A new report from Situs RERC, a global research and advisory firm, has provided a ranking of the best markets for industrial real estate from a value vs. price perspective. The rankings are based on second quarter statistics for industrial properties in primary, secondary and tertiary markets.
Industrial real estate currently offers the greatest value compared to price of all commercial property sectors, according to Situs RERC President Ken Riggs. The firm gave the sector a rating of 5.5 on a scale of 1 to 10 in the first quarter of 2017. Industrial properties come with low risk, with little fluctuation in vacancy or return on investment (ROI), he notes. “Everyone is chasing it because rents continue going up, and there is little turnover.”
While the rankings presented in the Situs RERC Value vs. Price Index may be useful to investors, the firm’s researchers do not recommend all highly-ranked metros as great investment opportunities, and the rankings are relative, not absolute.

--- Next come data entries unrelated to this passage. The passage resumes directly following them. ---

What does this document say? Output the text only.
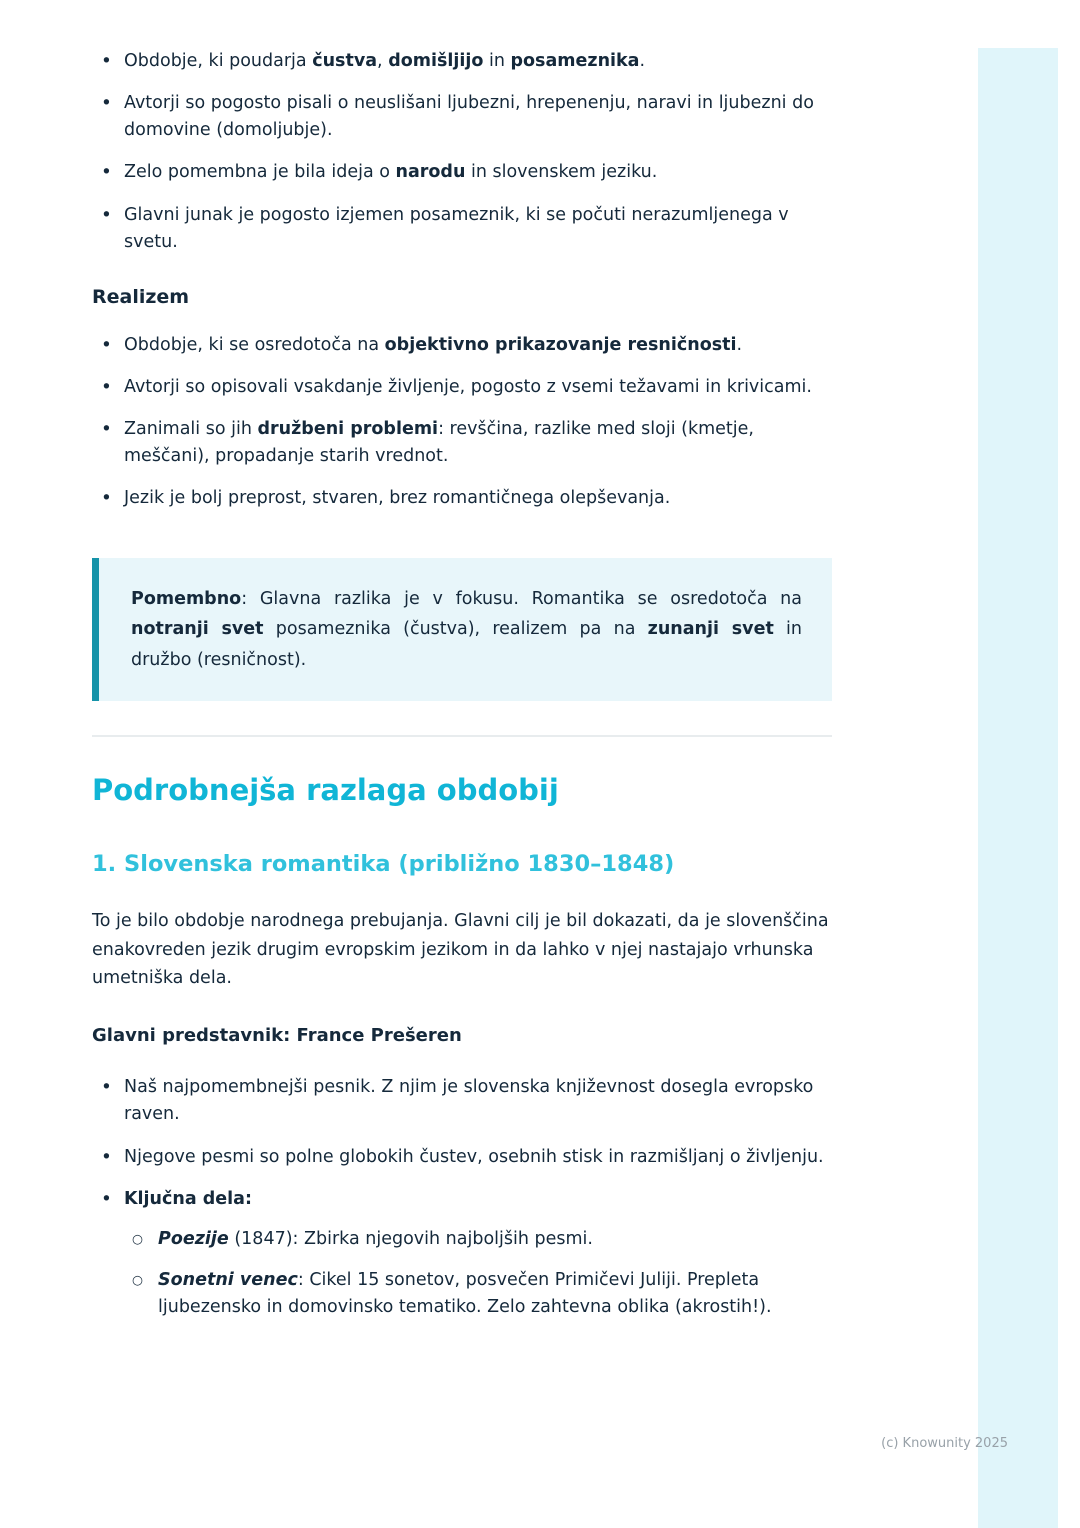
• Obdobje, ki poudarja čustva, domišljijo in posameznika.
• Avtorji so pogosto pisali o neuslišani ljubezni, hrepenenju, naravi in ljubezni do domovine (domoljubje).
• Zelo pomembna je bila ideja o narodu in slovenskem jeziku.
• Glavni junak je pogosto izjemen posameznik, ki se počuti nerazumljenega v svetu.
Realizem
• Obdobje, ki se osredotoča na objektivno prikazovanje resničnosti.
• Avtorji so opisovali vsakdanje življenje, pogosto z vsemi težavami in krivicami.
• Zanimali so jih družbeni problemi: revščina, razlike med sloji (kmetje, meščani), propadanje starih vrednot.
• Jezik je bolj preprost, stvaren, brez romantičnega olepševanja.

Pomembno: Glavna razlika je v fokusu. Romantika se osredotoča na notranji svet posameznika (čustva), realizem pa na zunanji svet in družbo (resničnost).

Podrobnejša razlaga obdobij
1. Slovenska romantika (približno 1830–1848)

To je bilo obdobje narodnega prebujanja. Glavni cilj je bil dokazati, da je slovenščina enakovreden jezik drugim evropskim jezikom in da lahko v njej nastajajo vrhunska umetniška dela.

Glavni predstavnik: France Prešeren
• Naš najpomembnejši pesnik. Z njim je slovenska književnost dosegla evropsko raven.
• Njegove pesmi so polne globokih čustev, osebnih stisk in razmišljanj o življenju.
• Ključna dela:
○ Poezije (1847): Zbirka njegovih najboljših pesmi.
○ Sonetni venec: Cikel 15 sonetov, posvečen Primičevi Juliji. Prepleta ljubezensko in domovinsko tematiko. Zelo zahtevna oblika (akrostih!).
(c) Knowunity 2025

For example, Southern California’s Inland Empire has low vacancy, high demand and growing rents, but prices on assets have been bid up and are now so overpriced that investors buying today would achieve little to no ROI, Riggs notes.
Seattle, Dallas and Washington, D.C. respectively rank at the top of the index for primary markets. All three show positive economic fundamentals, including strong population and job growth.
A Colliers International second quarter 2017 report noted that the Seattle/Puget Sound regional vacancy rate inched up to just 3.1 percent, despite more than 2.5 million sq. ft. of new supply being delivered through the first six months of 2017.
Similarly, the Dallas-Fort Worth metro is the fastest growing major metro area in the nation, according to the U.S. Census Bureau, adding 140,000 new residents between July 2015 and July 2016. With no state income tax and relatively low cost of living, this metro area is a top go-to-city for relocating companies.
Washington’s population is also rising again. The Metropolitan Washington Council of Governments (COG) predicts that the District’s population will reach 1 million over the next 30 years.
High competition and aggressive cap rates in primary markets are driving investors to secondary markets for higher yields, the Situs RERC report notes. Las Vegas, Austin, Texas and Raleigh, N.C. respectively ranked at the top for secondary markets for value relative to pricing.
While nearly 3.7 million sq. ft. of industrial speculative development is under way in Las Vegas, there is strong demand from big-box retailers and rents have continued to rise, according to a first quarter 2017 JLL report. Nearly 238,000 sq. ft. were absorbed in the first quarter.
Strong economic fundamentals have made Austin and Raleigh attractive to tech companies, which continue to fuel job creation and population growth.
Similar to secondary markets, tertiary markets offer investors a chance to diversify their portfolios and potentially get higher yields. Situs RERC researchers point out that investors may be able to achieve higher cash flows, as tertiary markets are not as saturated and provide low barriers to entry.
Tucson, Ariz., Columbus, Ohio and Richmond, Va. respectively, led the tertiary market rankings. With employers such as the University of Arizona, Raytheon and the U.S. Border Patrol, Tucson’s job and population growth should continue to grow, according to a report from real estate services firm Cushman & Wakefield.
Large employers are helping to drive job and population growth in Columbus. Additionally, the city’s location allows easy access to trade hubs, and its strong manufacturing sector will continue supporting industrial projects in the metro.
While Richmond ranked third for fairly priced assets relative to income, its growth projections are not as bright as other markets and the city might suffer from declining population, income and wage growths, Situs RERC reports.